24 April 2014
When will we see human dignity accorded to all babies before death?
The World Health Organisation estimates that there are somewhere between 40 and 50 million abortions carried out worldwide each year. In the year we commemorate the start of the First World War, and to give some sort of numerical comparison, it claimed the lives of around 60 million people.
In 2007, 40 years since the introduction of the 1967 Abortion Act, the total number of abortions carried out in England and Wales was reported at 6.7 million. Today this figure has risen to well over seven million. Again to give some context, this equates to the entire population of Scotland and Northern Ireland combined.

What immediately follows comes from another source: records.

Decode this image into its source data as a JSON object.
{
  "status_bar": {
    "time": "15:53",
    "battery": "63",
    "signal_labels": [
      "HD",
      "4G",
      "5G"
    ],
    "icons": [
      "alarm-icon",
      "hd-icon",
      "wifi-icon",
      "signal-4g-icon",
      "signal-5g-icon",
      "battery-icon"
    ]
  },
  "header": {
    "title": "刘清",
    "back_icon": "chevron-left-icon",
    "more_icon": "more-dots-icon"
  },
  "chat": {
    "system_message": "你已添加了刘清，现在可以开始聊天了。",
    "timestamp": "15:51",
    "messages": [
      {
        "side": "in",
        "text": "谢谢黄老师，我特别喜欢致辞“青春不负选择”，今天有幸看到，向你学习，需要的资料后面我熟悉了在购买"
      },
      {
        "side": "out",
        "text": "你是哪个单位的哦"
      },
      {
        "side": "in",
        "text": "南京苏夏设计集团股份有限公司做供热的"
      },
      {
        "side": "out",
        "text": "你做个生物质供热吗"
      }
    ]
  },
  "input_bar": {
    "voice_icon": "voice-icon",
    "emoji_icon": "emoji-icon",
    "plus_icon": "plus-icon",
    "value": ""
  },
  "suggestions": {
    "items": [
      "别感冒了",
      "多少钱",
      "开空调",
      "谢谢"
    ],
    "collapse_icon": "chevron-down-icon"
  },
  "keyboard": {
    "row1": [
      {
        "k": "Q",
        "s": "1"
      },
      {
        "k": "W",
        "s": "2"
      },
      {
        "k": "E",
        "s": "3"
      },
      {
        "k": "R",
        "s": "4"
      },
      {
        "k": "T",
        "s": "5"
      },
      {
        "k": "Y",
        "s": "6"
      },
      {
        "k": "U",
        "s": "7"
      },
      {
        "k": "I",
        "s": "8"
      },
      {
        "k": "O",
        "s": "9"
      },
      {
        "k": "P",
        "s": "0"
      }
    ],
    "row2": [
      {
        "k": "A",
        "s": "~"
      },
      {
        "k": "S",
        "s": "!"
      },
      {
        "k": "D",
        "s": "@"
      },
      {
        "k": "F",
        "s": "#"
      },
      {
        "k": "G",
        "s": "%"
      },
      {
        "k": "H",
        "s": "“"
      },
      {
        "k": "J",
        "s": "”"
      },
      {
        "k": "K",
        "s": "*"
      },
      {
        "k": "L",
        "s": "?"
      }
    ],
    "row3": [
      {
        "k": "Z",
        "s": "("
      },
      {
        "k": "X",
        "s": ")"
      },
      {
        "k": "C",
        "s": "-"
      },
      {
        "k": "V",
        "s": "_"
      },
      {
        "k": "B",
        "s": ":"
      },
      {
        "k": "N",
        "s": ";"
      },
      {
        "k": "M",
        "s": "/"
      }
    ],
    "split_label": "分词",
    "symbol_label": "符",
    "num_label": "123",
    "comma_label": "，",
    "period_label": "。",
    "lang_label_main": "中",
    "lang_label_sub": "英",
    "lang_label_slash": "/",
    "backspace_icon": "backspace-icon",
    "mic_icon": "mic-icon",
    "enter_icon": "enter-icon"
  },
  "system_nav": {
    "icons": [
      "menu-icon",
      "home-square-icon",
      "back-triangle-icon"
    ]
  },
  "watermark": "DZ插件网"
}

In 2011, in England and Wales there were 723,913 live births and 189,931 abortions. This means that for every four children born, one has been aborted.
Maybe this sounds disturbingly familiar? It's the same introduction I used in my PQ piece last April 2013. The numbers continue to mount…
The language from the headline last month was graphic and shocking. NHS trusts have admitted burning more than 15,000 fetal remains as 'clinical waste' alongside rubbish while two others used the bodies in 'waste-to-energy' plants which generate heat for hospitals.
There's something about this story that jars with most people. Something deeply cold about using aborted and miscarried babies as clinical waste to fuel hospital incinerators. So it was no surprise that these revelations caused a strong public reaction. In response, the Department of Health issued an instant ban on the practice which health minister Dr Dan Poulter branded "totally unacceptable".
Moving away from the issue of miscarried babies to focus on aborted babies, there is a certain irony in this story which seems to have been missed. There is public revulsion at the practice of incinerating aborted babies, yet many of the same unborn babies were afforded no human dignity prior to their death.
From which framework of values is the practice of treating the remains of aborted babies as clinical waste branded totally unacceptable and made illegal, while the practice of aborting babies on demand while alive is acceptable and legal?
The prevailing Western framework is that life ultimately began by chance. For many, God is dead or to be more accurate, He never lived. Human life has no objective or intrinsic purpose or value over and above an ape or a fish. Life is protected to a point by human laws, but essentially it only has value, purpose and dignity because it is accorded so by other human beings.
In a culture in the UK where abortion on demand exists in practice if not in law, human life is reduced to the value that people place on it. Some people hold the arbitrary power of life and death. If a child is wanted and it is lost, then it is mourned. If it is not wanted then it is not even accorded the language or status of humanity. They are equalised only in the dignity of death.
It is here in this moment that there is an ironic dilemma for those who advocate abortion on demand. If the life is not accorded the dignity of humanity while it is alive then why should it be accorded the dignity of humanity in death? Why shouldn't it be treated as clinical waste? Either it is a life and should be treated as such or it isn't and we shouldn't be offended when it is treated as medical waste.
It's right here at this raw intersection of life and death that we offer a different narrative: one of hope. The Christian worldview is that humanity is made in the image of God. This is a profound mystery and yet there is a simplicity in it that even a child can grasp. Inherent to every person is dignity, value and purpose. It's another example of why for many people searching for dignity, value and purpose, the prevailing Western worldview raises more questions than answers.
This is not a pleasant story. It raises controversial and awkward questions. Abortion is not a popular issue for many Christians, let alone others and so I raise it sensitively. However I make no apologies for writing about something so crucial to our humanity, relationships, freedoms and justice. What is the Church doing across the UK today to offer hope and life? When will we see human dignity accorded to all babies before death? Finally, will I be raising the same figures again this time next year?
David Smyth, public policy officer, Evangelical Alliance Northern Ireland.